PDFs are everywhere in business invoices, tax forms, legal contracts. But when it comes to automating or analyzing them, they become a nightmare. They’re unstructured, unpredictable, and not built for machines.
For my Kaggle Generative AI Capstone Project, I set out to change that. I built a smart document assistant powered by Google’s Gemini, vector search, and retrieval-augmented generation (RAG). It classifies documents, extracts structured JSON from them, and even answers natural language questions like “Who paid the most tax?” or “List property contracts over $500K.”

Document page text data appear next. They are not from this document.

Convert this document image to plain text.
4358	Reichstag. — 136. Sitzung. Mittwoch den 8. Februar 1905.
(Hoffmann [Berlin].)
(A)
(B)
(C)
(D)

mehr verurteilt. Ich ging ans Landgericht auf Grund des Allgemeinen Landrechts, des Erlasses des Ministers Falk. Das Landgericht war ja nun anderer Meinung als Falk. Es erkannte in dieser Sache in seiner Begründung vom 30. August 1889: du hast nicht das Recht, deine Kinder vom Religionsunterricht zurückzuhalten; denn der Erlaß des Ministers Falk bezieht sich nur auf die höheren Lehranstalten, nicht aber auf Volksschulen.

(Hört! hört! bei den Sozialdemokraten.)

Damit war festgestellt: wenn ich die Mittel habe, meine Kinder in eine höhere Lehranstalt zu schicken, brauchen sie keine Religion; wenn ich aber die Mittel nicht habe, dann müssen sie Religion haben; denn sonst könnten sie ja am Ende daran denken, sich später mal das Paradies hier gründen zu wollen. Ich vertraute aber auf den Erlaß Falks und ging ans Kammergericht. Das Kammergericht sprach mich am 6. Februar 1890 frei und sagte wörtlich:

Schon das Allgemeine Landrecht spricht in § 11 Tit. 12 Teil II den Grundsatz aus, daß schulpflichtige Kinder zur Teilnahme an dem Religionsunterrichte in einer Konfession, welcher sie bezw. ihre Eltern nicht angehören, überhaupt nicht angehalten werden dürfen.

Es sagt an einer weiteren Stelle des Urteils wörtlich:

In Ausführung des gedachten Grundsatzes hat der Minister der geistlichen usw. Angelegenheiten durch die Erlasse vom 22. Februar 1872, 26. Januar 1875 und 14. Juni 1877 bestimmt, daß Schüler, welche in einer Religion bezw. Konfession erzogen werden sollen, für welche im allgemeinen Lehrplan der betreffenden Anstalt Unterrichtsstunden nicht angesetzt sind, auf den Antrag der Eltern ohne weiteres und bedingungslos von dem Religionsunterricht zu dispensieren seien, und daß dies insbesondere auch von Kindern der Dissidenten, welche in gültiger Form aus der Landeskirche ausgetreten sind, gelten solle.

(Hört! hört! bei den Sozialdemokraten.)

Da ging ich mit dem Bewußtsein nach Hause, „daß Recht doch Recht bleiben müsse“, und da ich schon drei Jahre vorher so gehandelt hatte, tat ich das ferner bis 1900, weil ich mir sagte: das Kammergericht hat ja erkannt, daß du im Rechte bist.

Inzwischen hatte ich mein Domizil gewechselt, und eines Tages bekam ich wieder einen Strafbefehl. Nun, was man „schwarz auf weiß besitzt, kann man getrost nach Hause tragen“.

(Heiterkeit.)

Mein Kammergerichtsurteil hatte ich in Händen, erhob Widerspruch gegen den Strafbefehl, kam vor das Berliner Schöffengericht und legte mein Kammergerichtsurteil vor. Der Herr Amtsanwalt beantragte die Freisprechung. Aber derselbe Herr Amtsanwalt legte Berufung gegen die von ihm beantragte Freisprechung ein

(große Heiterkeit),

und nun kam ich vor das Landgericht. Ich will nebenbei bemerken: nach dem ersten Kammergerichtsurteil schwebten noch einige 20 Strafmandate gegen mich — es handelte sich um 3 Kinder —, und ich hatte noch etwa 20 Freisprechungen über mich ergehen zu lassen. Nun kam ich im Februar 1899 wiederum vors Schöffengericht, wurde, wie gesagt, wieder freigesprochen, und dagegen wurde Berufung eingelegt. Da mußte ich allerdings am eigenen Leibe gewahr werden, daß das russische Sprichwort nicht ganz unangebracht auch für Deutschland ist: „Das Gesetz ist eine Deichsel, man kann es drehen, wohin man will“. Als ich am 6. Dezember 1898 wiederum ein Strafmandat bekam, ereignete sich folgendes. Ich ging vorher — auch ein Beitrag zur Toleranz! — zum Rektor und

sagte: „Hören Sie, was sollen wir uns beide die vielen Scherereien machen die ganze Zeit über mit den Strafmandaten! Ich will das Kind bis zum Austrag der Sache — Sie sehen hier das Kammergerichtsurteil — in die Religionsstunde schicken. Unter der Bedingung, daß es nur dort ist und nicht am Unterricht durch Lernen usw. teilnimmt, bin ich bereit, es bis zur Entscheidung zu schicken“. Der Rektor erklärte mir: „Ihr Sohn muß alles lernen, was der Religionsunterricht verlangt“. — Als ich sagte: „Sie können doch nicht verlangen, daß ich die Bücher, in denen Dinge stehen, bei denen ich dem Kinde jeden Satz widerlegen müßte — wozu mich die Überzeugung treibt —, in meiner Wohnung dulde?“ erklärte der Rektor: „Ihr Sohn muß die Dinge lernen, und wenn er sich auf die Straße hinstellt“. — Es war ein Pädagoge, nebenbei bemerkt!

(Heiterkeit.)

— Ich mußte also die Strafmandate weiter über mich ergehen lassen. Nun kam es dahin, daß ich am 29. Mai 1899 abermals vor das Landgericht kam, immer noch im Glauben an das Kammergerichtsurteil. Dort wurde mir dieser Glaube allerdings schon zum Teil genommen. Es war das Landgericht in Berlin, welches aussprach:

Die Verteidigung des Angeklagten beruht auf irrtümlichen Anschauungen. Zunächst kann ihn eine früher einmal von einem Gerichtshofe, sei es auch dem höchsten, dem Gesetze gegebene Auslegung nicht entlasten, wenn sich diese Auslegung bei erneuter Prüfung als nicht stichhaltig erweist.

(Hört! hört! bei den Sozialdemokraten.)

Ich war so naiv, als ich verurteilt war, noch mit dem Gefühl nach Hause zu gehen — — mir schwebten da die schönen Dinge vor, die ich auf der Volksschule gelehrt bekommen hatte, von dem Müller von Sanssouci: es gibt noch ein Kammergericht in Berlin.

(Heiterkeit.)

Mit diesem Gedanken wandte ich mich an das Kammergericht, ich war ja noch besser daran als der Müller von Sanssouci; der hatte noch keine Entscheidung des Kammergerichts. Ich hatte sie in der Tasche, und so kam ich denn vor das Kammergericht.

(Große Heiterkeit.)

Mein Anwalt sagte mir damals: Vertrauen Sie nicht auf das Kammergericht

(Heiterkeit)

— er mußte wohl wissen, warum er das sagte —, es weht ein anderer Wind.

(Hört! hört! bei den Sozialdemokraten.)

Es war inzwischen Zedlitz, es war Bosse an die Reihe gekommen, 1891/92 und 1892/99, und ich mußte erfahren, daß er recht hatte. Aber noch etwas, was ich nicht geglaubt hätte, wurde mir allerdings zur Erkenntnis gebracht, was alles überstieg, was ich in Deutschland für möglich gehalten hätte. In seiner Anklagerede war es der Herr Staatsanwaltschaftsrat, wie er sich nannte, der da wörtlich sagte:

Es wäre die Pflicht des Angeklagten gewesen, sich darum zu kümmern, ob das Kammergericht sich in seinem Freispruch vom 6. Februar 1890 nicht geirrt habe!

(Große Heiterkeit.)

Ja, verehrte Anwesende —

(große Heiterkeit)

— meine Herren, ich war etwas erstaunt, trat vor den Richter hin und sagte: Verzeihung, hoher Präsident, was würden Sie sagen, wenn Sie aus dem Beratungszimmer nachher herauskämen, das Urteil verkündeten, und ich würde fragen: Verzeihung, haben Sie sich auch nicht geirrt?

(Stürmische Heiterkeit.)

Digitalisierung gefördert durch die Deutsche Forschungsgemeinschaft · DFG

To simulate a real-world document processing scenario, The dataset contains 15 synthetically generated documents:
• 🧾 Invoices
• 📄 Tax returns
• 🏡 Property sale contracts
These were handcrafted using Jinja templates and exported as PDFs with randomized values to preserve realism while avoiding private data.
Here’s the breakdown:
| Document Type | Count | Description |
|---------------------|-------|----------------------------------------------|
| Invoices | 5 | Billing statements with totals and client info |
| Tax Returns | 5 | U.S. 1040-style income and deductions |
| Property Contracts | 5 | Buyer/seller agreements and sale prices |
{
"invoice_number": "INV-2024-100",
"client_name": "Daniel Lee",
"items": [
{"name": "Consulting Services", "qty": 3, "unit_price": 185, "total": 555},
{"name": "Support Hours", "qty": 2, "unit_price": 183, "total": 366}
],
"subtotal": 921,
"tax": 92.1,
"total": 1013.1
}
Before structured data can be extracted, the system must first determine the type of document being processed.
This is achieved using few-shot prompting, where the model is given a few labeled examples such as an invoice, a tax return, and a property contract and is then asked to classify new, unseen documents based on their content.

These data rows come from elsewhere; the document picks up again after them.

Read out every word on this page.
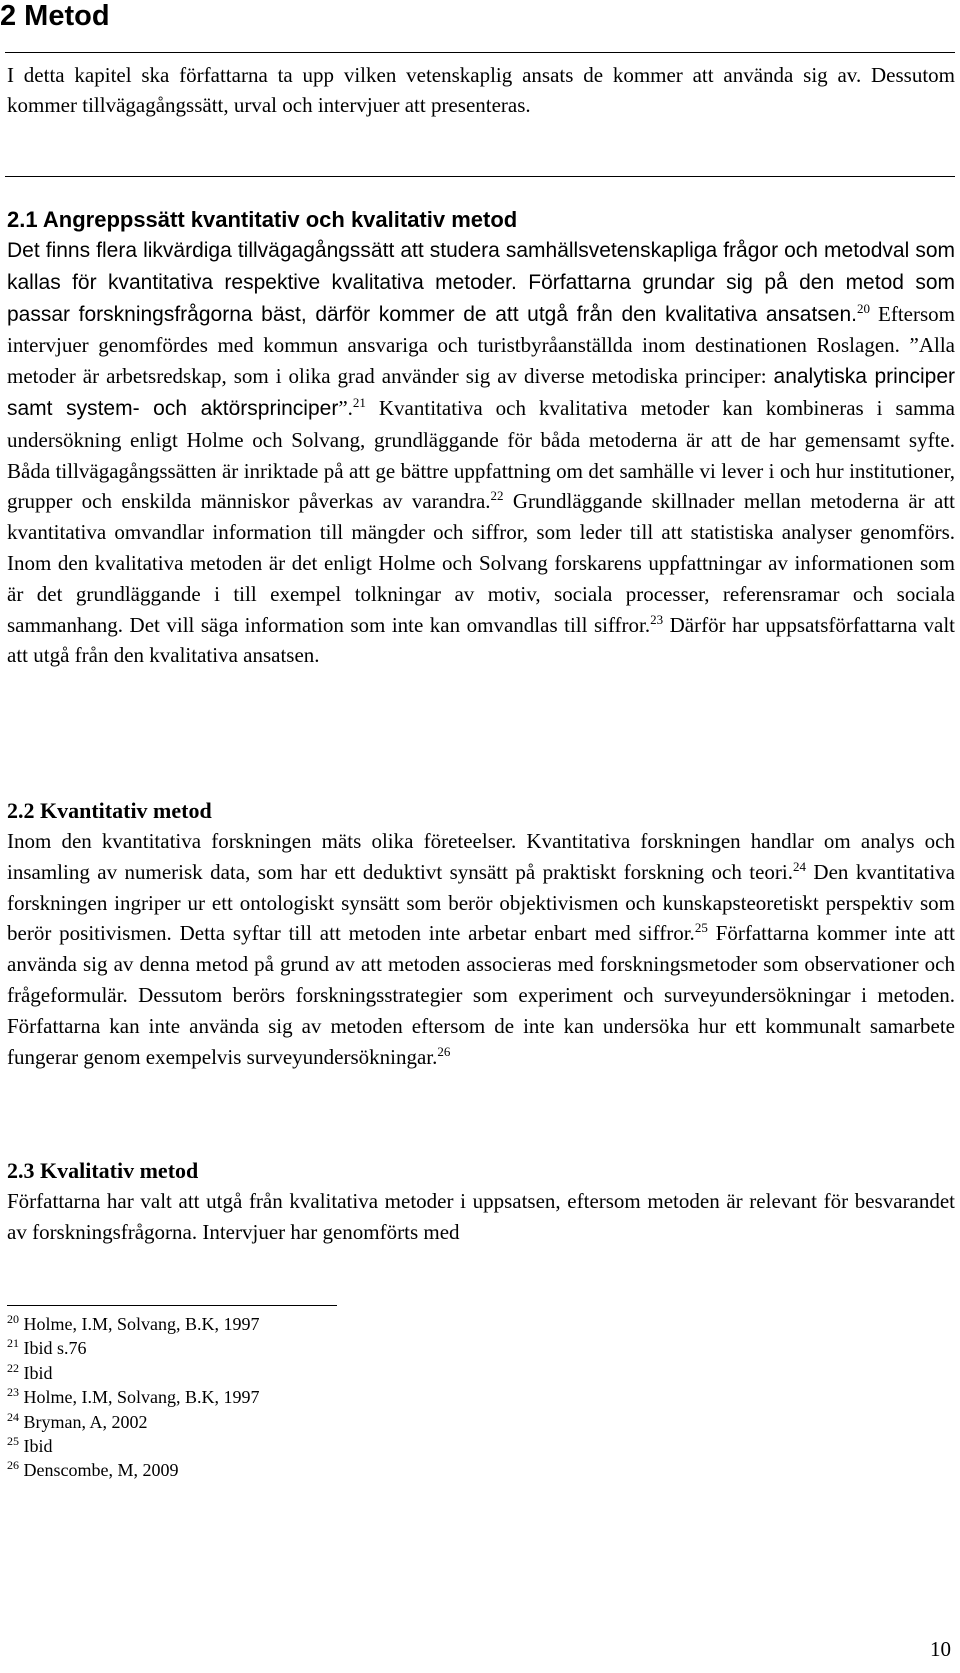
2 Metod

I detta kapitel ska författarna ta upp vilken vetenskaplig ansats de kommer att använda sig av. Dessutom kommer tillvägagångssätt, urval och intervjuer att presenteras.

2.1 Angreppssätt kvantitativ och kvalitativ metod

Det finns flera likvärdiga tillvägagångssätt att studera samhällsvetenskapliga frågor och metodval som kallas för kvantitativa respektive kvalitativa metoder. Författarna grundar sig på den metod som passar forskningsfrågorna bäst, därför kommer de att utgå från den kvalitativa ansatsen.$^{20}$ Eftersom intervjuer genomfördes med kommun ansvariga och turistbyråanställda inom destinationen Roslagen. ”Alla metoder är arbetsredskap, som i olika grad använder sig av diverse metodiska principer: analytiska principer samt system- och aktörsprinciper”.$^{21}$ Kvantitativa och kvalitativa metoder kan kombineras i samma undersökning enligt Holme och Solvang, grundläggande för båda metoderna är att de har gemensamt syfte. Båda tillvägagångssätten är inriktade på att ge bättre uppfattning om det samhälle vi lever i och hur institutioner, grupper och enskilda människor påverkas av varandra.$^{22}$ Grundläggande skillnader mellan metoderna är att kvantitativa omvandlar information till mängder och siffror, som leder till att statistiska analyser genomförs. Inom den kvalitativa metoden är det enligt Holme och Solvang forskarens uppfattningar av informationen som är det grundläggande i till exempel tolkningar av motiv, sociala processer, referensramar och sociala sammanhang. Det vill säga information som inte kan omvandlas till siffror.$^{23}$ Därför har uppsatsförfattarna valt att utgå från den kvalitativa ansatsen.

2.2 Kvantitativ metod

Inom den kvantitativa forskningen mäts olika företeelser. Kvantitativa forskningen handlar om analys och insamling av numerisk data, som har ett deduktivt synsätt på praktiskt forskning och teori.$^{24}$ Den kvantitativa forskningen ingriper ur ett ontologiskt synsätt som berör objektivismen och kunskapsteoretiskt perspektiv som berör positivismen. Detta syftar till att metoden inte arbetar enbart med siffror.$^{25}$ Författarna kommer inte att använda sig av denna metod på grund av att metoden associeras med forskningsmetoder som observationer och frågeformulär. Dessutom berörs forskningsstrategier som experiment och surveyundersökningar i metoden. Författarna kan inte använda sig av metoden eftersom de inte kan undersöka hur ett kommunalt samarbete fungerar genom exempelvis surveyundersökningar.$^{26}$

2.3 Kvalitativ metod

Författarna har valt att utgå från kvalitativa metoder i uppsatsen, eftersom metoden är relevant för besvarandet av forskningsfrågorna. Intervjuer har genomförts med

$^{20}$ Holme, I.M, Solvang, B.K, 1997
$^{21}$ Ibid s.76
$^{22}$ Ibid
$^{23}$ Holme, I.M, Solvang, B.K, 1997
$^{24}$ Bryman, A, 2002
$^{25}$ Ibid
$^{26}$ Denscombe, M, 2009
10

This approach enables classification without any model fine-tuning, relying solely on the model’s general language understanding and a few representative examples.
Below is an example of the prompt used for classification:
Classify the type of the following document as one of the following:
invoice, tax_return, property_contract.Document:
INVOICE
Invoice Number: INV-2024-100
Date: 2025-04-05
Due Date: 2025-05-05
Billed To: Daniel Lee...
Type: invoice
Document:
U.S. Individual Income Tax Return
Taxpayer: Alex Miller
Wages: $40,000...
Type: tax_return
Document:
[Insert new document here...]
Type:
In response to the prompt, Gemini correctly identified the document as an invoice. The model made this decision by recognizing keywords such as “Invoice Number”, “Billed To”, and monetary line items — all indicative of a typical billing document.
Predicted Type:
“invoice”
This classification method generalizes well across varied layouts and content styles, making it highly scalable for processing large volumes of business documents without requiring any labeled training data.